Lorsque les gens interrogent Ederberg sur ses antécédents familiaux, elle leur dit que ses deux grands-pères étaient des soldats pendant la Seconde Guerre mondiale, l’un d’eux étant mort lors de la bataille de Stalingrad. « L’autre m’a dit des années plus tard qu’il était mécanicien et qu’il était vraiment content de ne pas avoir à tirer », a-t-elle déclaré. « Mais il faisait toujours partie du système. »

« En tant qu’Allemand qui s’est converti au judaïsme, vous avez ce poids particulier et cette responsabilité d’être très clair sur ces questions », a ajouté Ederberg. « Et tous ceux qui se convertissent avec moi doivent y faire face. »

En fin de compte, la colonne de Gerstetter pleure une double perte : presque anéantie par l’Holocauste, la communauté juive s’est lentement reconstruite, pour subir ce qu’elle dit avoir été une « perte de la forte identification qui existait dans les années post-Shoah ».

Même si, comme le suggère Gerstetter, les communautés juives ont mis un frein à la conversion pour maintenir un équilibre précaire vis-à-vis des Juifs de naissance, « le train a quitté la gare il y a longtemps », comme le dit Steiner.

Quoi qu’il arrive ensuite, il est important de ne pas saper les convertis parmi nous, a déclaré Balla : Ils font partie de l’avenir.

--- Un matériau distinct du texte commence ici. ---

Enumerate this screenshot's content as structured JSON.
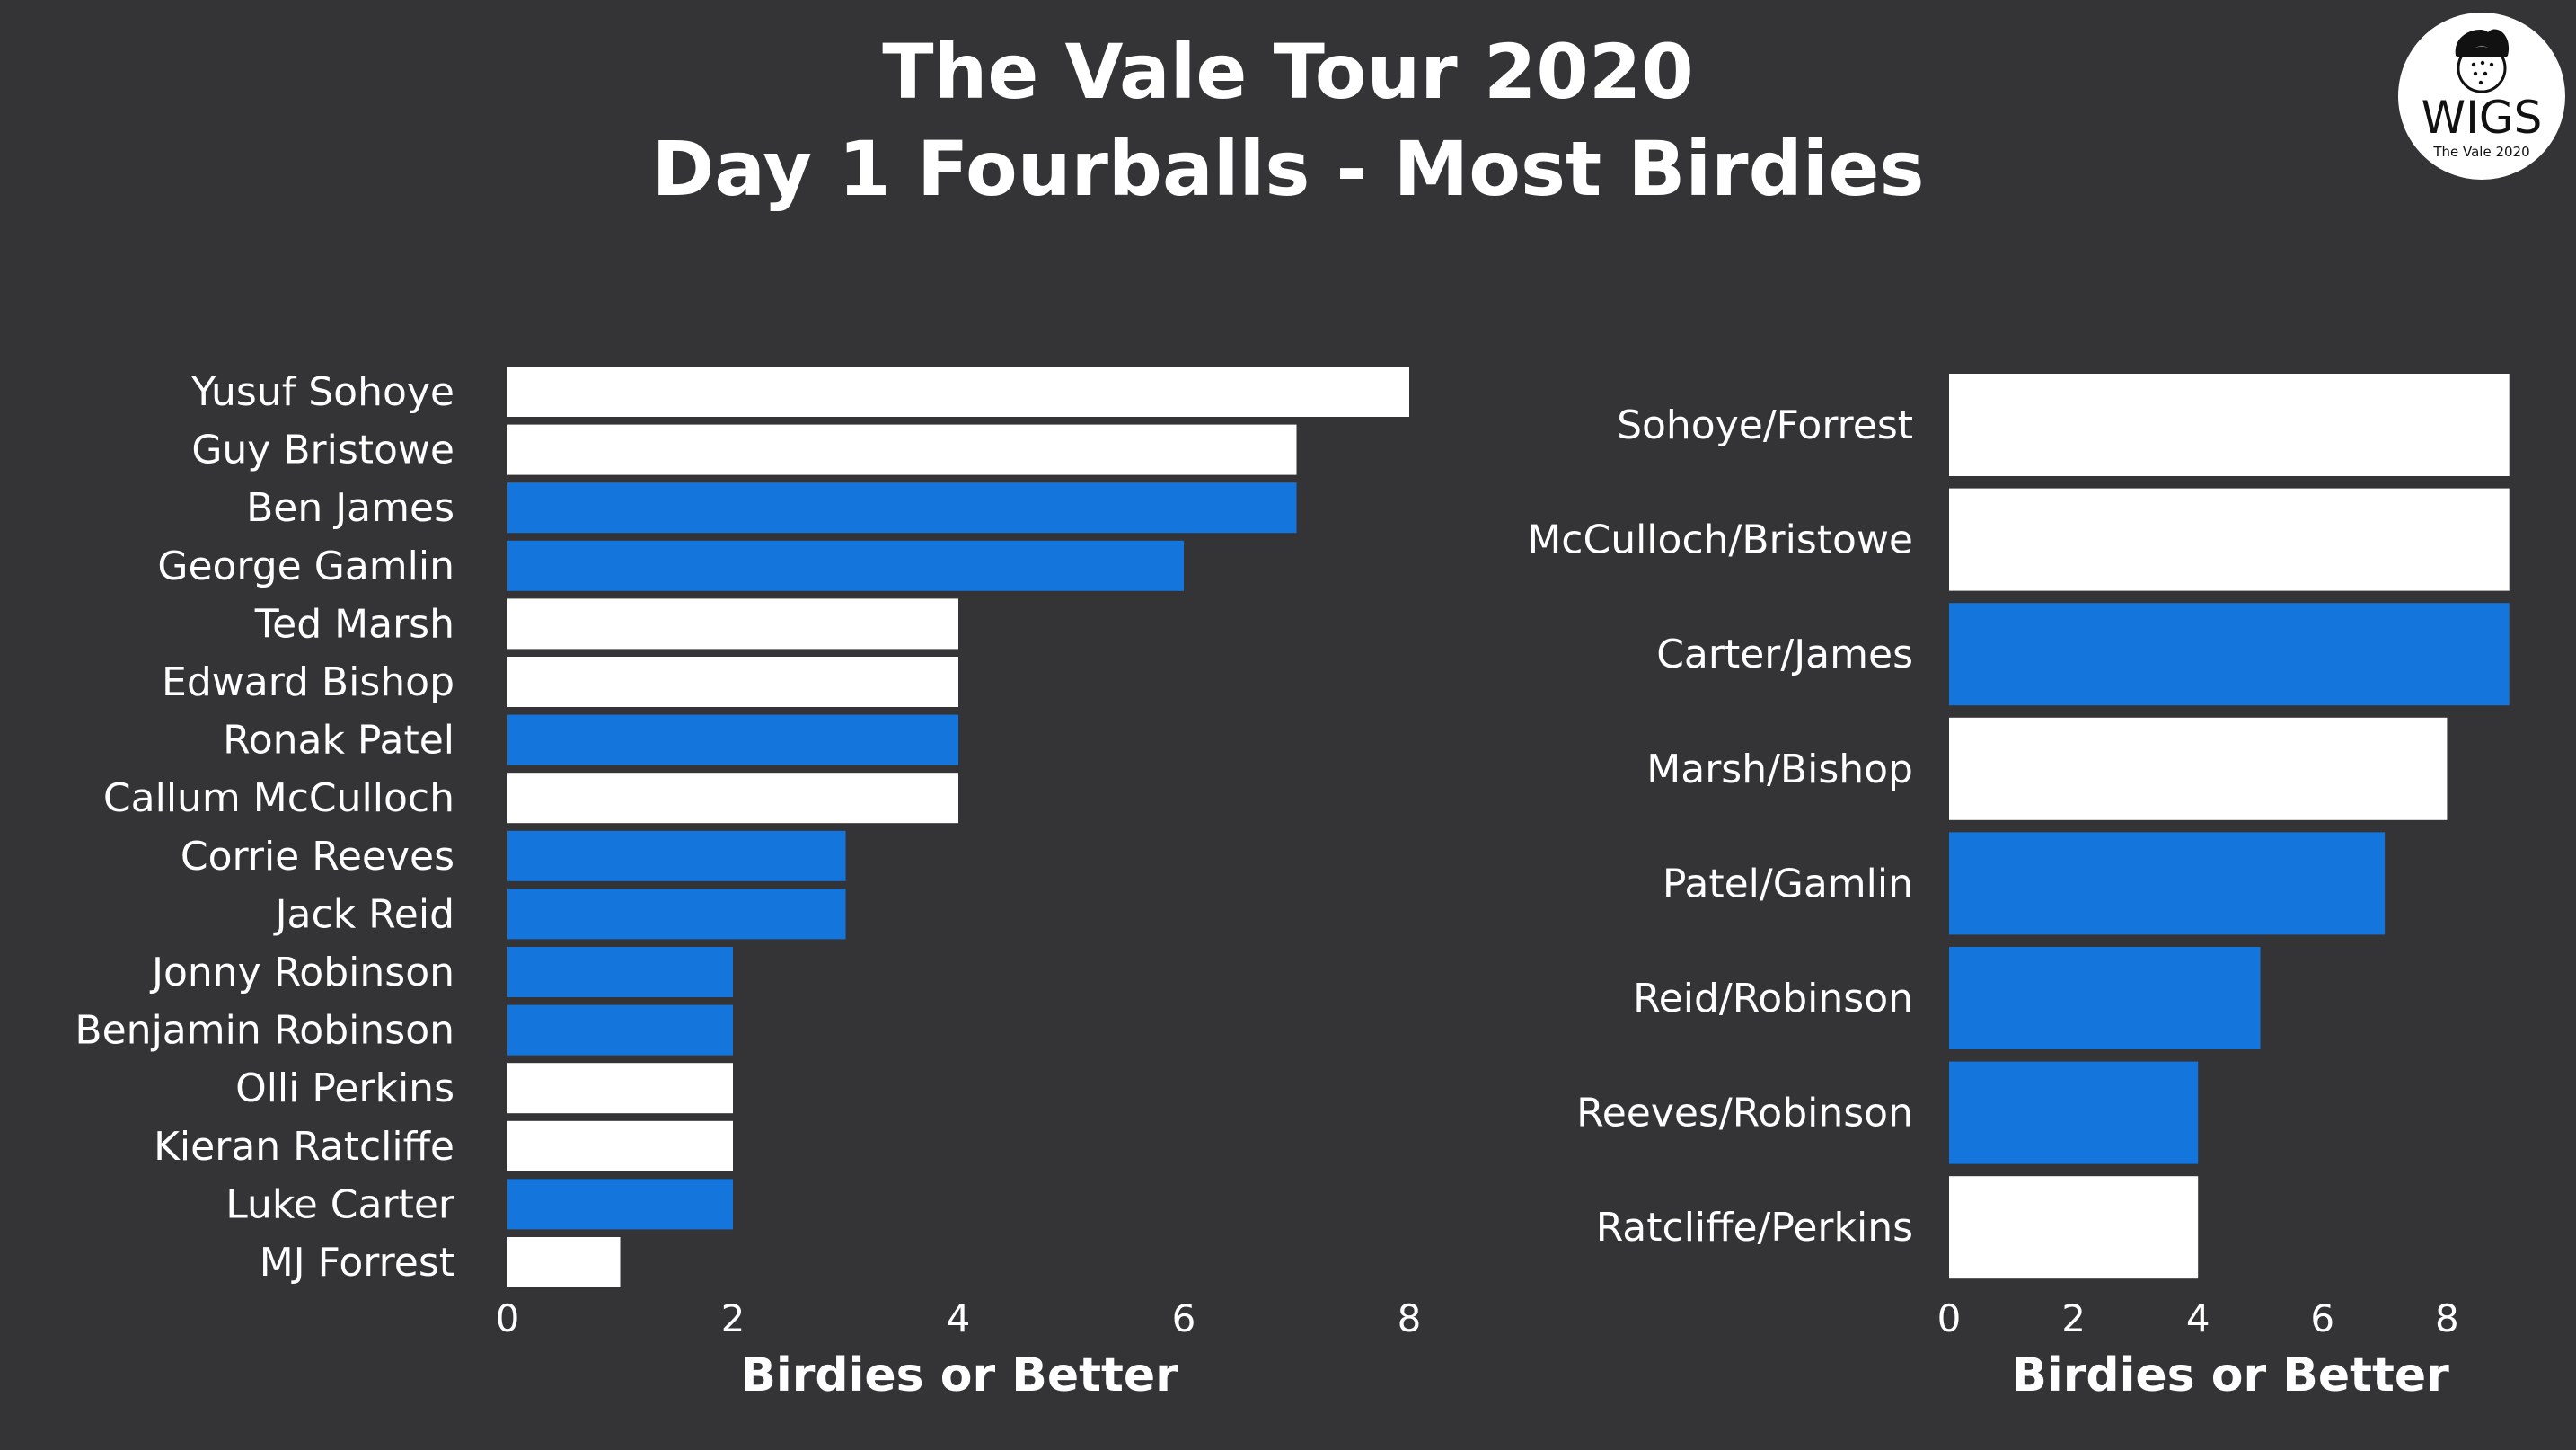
{
  "title": [
    "The Vale Tour 2020",
    "Day 1 Fourballs - Most Birdies"
  ],
  "logo": {
    "text": "WIGS",
    "subtext": "The Vale 2020",
    "icon": "golf-ball-head-icon"
  },
  "colors": {
    "background": "#343437",
    "blue": "#1476dc",
    "white": "#ffffff"
  },
  "chart_data": [
    {
      "type": "bar",
      "orientation": "horizontal",
      "categories": [
        "Yusuf Sohoye",
        "Guy Bristowe",
        "Ben James",
        "George Gamlin",
        "Ted Marsh",
        "Edward Bishop",
        "Ronak Patel",
        "Callum McCulloch",
        "Corrie Reeves",
        "Jack Reid",
        "Jonny Robinson",
        "Benjamin Robinson",
        "Olli Perkins",
        "Kieran Ratcliffe",
        "Luke Carter",
        "MJ Forrest"
      ],
      "values": [
        8,
        7,
        7,
        6,
        4,
        4,
        4,
        4,
        3,
        3,
        2,
        2,
        2,
        2,
        2,
        1
      ],
      "bar_colors": [
        "white",
        "white",
        "blue",
        "blue",
        "white",
        "white",
        "blue",
        "white",
        "blue",
        "blue",
        "blue",
        "blue",
        "white",
        "white",
        "blue",
        "white"
      ],
      "xlabel": "Birdies or Better",
      "xticks": [
        0,
        2,
        4,
        6,
        8
      ],
      "xlim": [
        0,
        8.3
      ]
    },
    {
      "type": "bar",
      "orientation": "horizontal",
      "categories": [
        "Sohoye/Forrest",
        "McCulloch/Bristowe",
        "Carter/James",
        "Marsh/Bishop",
        "Patel/Gamlin",
        "Reid/Robinson",
        "Reeves/Robinson",
        "Ratcliffe/Perkins"
      ],
      "values": [
        9,
        9,
        9,
        8,
        7,
        5,
        4,
        4
      ],
      "bar_colors": [
        "white",
        "white",
        "blue",
        "white",
        "blue",
        "blue",
        "blue",
        "white"
      ],
      "xlabel": "Birdies or Better",
      "xticks": [
        0,
        2,
        4,
        6,
        8
      ],
      "xlim": [
        0,
        9.2
      ]
    }
  ]
}
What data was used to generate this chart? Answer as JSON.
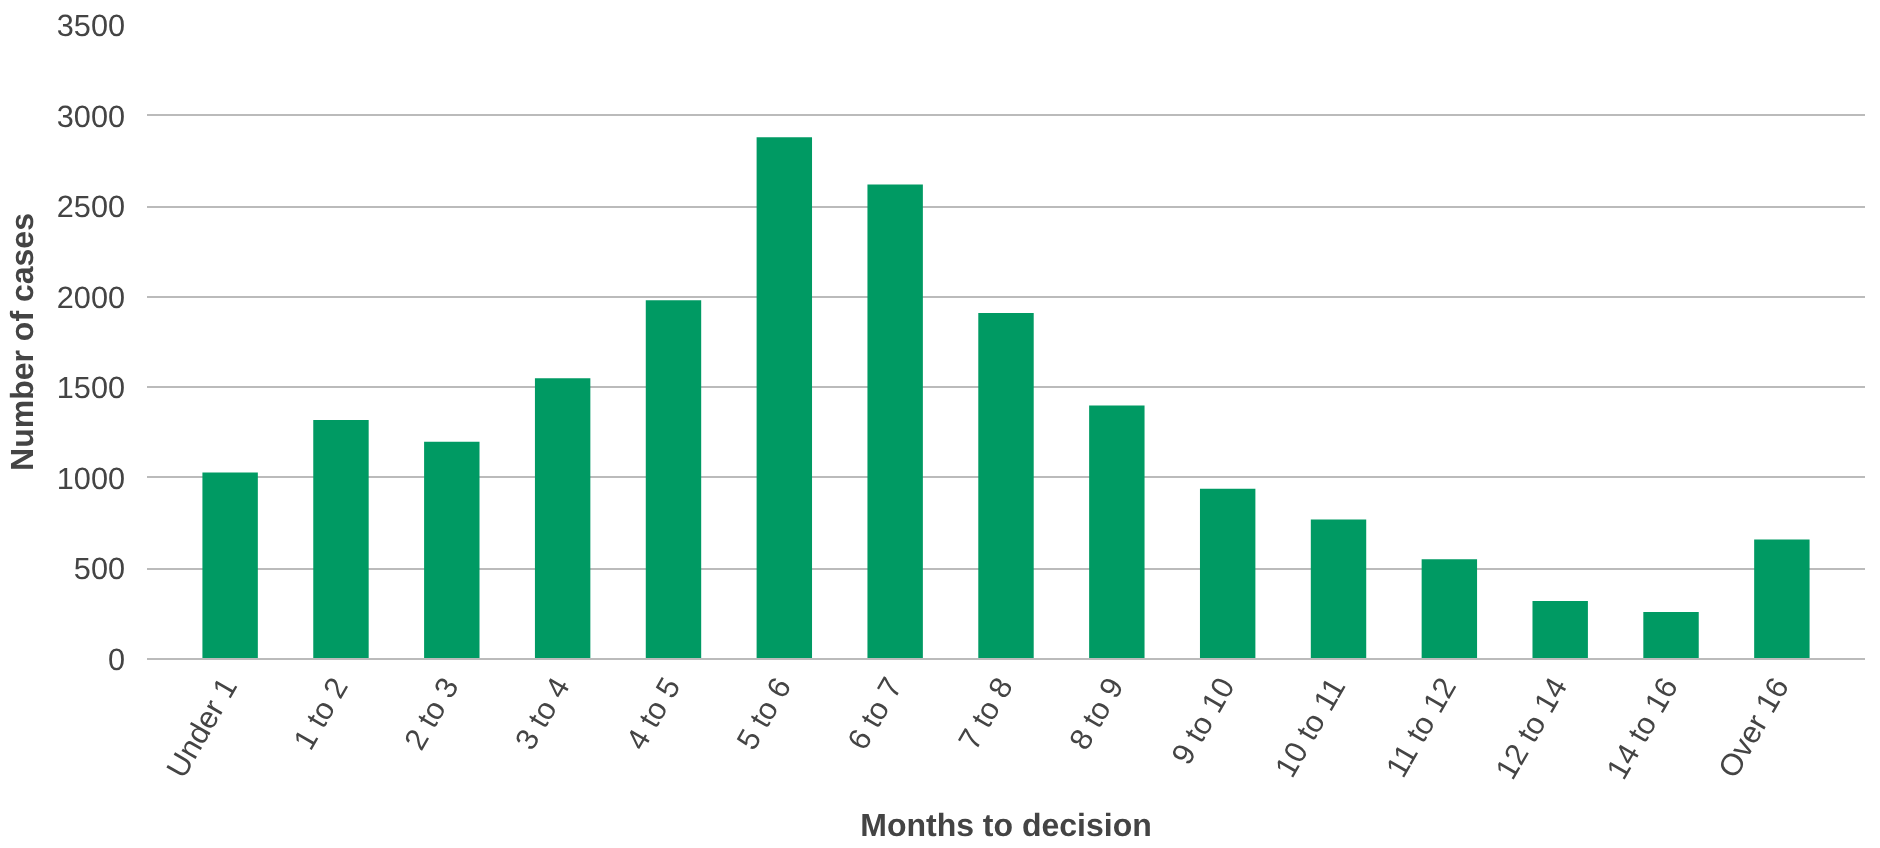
{
  "chart_data": {
    "type": "bar",
    "xlabel": "Months to decision",
    "ylabel": "Number of cases",
    "categories": [
      "Under 1",
      "1 to 2",
      "2 to 3",
      "3 to 4",
      "4 to 5",
      "5 to 6",
      "6 to 7",
      "7 to 8",
      "8 to 9",
      "9 to 10",
      "10 to 11",
      "11 to 12",
      "12 to 14",
      "14 to 16",
      "Over 16"
    ],
    "values": [
      1030,
      1320,
      1200,
      1550,
      1980,
      2880,
      2620,
      1910,
      1400,
      940,
      770,
      550,
      320,
      260,
      660
    ],
    "color": "#009a63",
    "ylim": [
      0,
      3500
    ],
    "yticks": [
      0,
      500,
      1000,
      1500,
      2000,
      2500,
      3000,
      3500
    ],
    "grid": "y"
  }
}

Même en tant que rabbins.

«Je ne suggérerais pas à un converti de lutter pour un rôle de leadership. Mais peut-être que la personne possède une qualité de leadership que personne d’autre n’a », a-t-il déclaré.

Source : ynetnews.com

Photo : Shutterstock

Note : Bien des choses qui se passent dans ce domaine en Allemagne ne sont pas acceptables par le Judaïsme orthodoxe, mais le présent article a au moins la qualité de se faire l’écho de la situation sur place.